Kathmandu, September 20

The Commission of Investigation on Enforced Disappeared Persons has expressed concern about transfer of its trained human resources including some senior officers claiming that it would only impact its investigation into war-era disappearance cases.

The transitional justice body had already been facing human resource crunch, as the government fell short of making available adequate staffers as promised earlier.

On top of that, many senior and trained officers who had acquired training from foreign experts on conducting investigation into disappearance cases left the transitional justice body before formal commencement of its thorough investigation into insurgency-era cases of enforced disappearance.

CIEDP Spokesperson Bishnu Pathak said the government had assured it would make available at least 70 staffers when the body was formed in February 2015.

But CIEDP eventually got only 42 employees, most of them support-staff and drivers.

“About a dozen civil servants were deputed at CIEDP. At least five of them have already left the office and shifted to other government agencies,” Pathak told THT.

Among those transferred are under-secretaries Man Bahadur Khadka and Raju Paudel and section officer Mannath Upadhyay.

They were transferred after they had acquired two-phase training from foreign forensic experts.

Forensic experts who came from Peru had imparted training in two phases— from May 23 to June 9 and August 21 to September 14 on how to carry out investigation, prepare, manage and fill ante-mortem database.

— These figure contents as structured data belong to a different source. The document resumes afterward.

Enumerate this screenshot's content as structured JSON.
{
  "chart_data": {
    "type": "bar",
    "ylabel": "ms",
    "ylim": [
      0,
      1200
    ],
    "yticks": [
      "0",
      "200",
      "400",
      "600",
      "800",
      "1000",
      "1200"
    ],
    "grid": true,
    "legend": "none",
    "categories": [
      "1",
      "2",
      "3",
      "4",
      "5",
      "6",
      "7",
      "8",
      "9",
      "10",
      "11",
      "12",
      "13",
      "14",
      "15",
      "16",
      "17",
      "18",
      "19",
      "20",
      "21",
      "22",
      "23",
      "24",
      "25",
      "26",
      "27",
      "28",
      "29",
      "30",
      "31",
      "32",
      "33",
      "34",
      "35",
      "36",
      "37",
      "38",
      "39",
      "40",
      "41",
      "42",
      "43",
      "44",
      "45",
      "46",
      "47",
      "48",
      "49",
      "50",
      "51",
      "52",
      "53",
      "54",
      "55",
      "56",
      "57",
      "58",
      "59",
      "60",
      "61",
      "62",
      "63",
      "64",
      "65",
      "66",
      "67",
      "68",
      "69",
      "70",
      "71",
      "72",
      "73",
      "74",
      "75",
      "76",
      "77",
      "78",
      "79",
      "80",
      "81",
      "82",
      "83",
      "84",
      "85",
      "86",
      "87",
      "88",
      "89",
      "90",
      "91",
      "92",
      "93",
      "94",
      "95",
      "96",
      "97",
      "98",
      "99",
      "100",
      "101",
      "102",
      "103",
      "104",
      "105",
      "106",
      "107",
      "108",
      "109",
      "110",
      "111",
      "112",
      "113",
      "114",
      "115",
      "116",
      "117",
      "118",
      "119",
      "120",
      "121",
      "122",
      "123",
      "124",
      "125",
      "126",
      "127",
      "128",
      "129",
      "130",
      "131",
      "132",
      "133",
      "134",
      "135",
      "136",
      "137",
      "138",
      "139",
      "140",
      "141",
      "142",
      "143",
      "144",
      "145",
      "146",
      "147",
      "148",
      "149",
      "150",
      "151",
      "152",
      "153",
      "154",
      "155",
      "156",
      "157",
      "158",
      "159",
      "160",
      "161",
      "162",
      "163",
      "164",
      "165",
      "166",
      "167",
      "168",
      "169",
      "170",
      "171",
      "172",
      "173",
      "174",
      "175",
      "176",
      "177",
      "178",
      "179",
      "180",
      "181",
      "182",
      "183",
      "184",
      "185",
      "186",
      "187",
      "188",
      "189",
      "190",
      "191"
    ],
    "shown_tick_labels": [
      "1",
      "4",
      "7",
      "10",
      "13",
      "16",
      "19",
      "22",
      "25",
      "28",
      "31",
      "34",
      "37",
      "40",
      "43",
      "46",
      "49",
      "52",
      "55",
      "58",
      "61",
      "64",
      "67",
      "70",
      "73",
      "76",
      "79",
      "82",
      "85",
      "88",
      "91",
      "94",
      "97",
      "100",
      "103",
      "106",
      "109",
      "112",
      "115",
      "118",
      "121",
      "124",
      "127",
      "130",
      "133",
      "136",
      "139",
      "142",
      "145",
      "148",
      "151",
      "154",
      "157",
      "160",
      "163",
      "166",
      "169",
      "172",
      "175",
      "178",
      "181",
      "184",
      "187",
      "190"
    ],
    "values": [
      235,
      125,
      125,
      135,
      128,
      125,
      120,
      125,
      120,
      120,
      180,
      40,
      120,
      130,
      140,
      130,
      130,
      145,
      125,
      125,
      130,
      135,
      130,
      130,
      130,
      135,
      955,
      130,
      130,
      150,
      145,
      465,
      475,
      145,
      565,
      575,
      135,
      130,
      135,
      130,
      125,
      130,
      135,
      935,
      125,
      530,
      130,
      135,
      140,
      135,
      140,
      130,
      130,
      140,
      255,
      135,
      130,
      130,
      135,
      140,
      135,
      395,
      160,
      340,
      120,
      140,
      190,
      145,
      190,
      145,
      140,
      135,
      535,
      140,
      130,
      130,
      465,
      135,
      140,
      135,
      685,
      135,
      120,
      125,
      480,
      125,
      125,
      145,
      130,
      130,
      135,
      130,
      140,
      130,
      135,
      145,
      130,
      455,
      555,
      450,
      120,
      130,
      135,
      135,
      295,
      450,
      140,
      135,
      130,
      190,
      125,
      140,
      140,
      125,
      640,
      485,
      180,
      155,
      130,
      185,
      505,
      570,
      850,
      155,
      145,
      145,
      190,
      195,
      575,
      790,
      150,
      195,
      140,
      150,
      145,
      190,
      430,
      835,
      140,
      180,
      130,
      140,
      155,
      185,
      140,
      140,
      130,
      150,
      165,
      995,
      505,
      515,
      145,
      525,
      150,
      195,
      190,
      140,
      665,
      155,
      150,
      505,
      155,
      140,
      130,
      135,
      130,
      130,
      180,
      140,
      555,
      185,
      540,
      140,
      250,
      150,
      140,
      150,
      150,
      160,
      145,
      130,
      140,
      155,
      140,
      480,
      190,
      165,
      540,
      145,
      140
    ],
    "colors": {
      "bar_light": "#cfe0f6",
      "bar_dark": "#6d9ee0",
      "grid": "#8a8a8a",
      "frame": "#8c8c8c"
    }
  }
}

Some 25 people, including office bearers of the CIEDP, had participated in the training. “If senior and trained hands are transferred in such a way, it will impact our investigation,” Pathak said.

According to him, some of the remaining staffers, who underwent training, also want to leave CIEDP, which he said was alarming.

CIEDP has received 2,870 complaints of forcible disappearances that occurred during the decade-long Maoist insurgency that ended in November 2006. The body has already started preliminary inquiries into the complaints and is poised to commence detailed investigation.

A source told this daily that the reason behind the staffers’ lack of interest in working at CIEDP was lack of ‘adequate perks and benefits’.

Earlier, the CIEDP had sought an allowance equivalent to at least 50 per cent of their salary for all its staffers. But, the government refused to make that available, stating that daily allowance was being disbursed to all staffers.

During a meeting with Prime Minister Pushpa Kamal Dahal, CIEDP Chairman Lokendra Mallik had sought Rs 500 million in addition to adequate human resources and investigation experts for effectively conducting its works.

Pathak complained that despite the PM’s assurance, CIEDP didn’t get any financial or human resources, in the absence of which the body would become ‘handicapped’.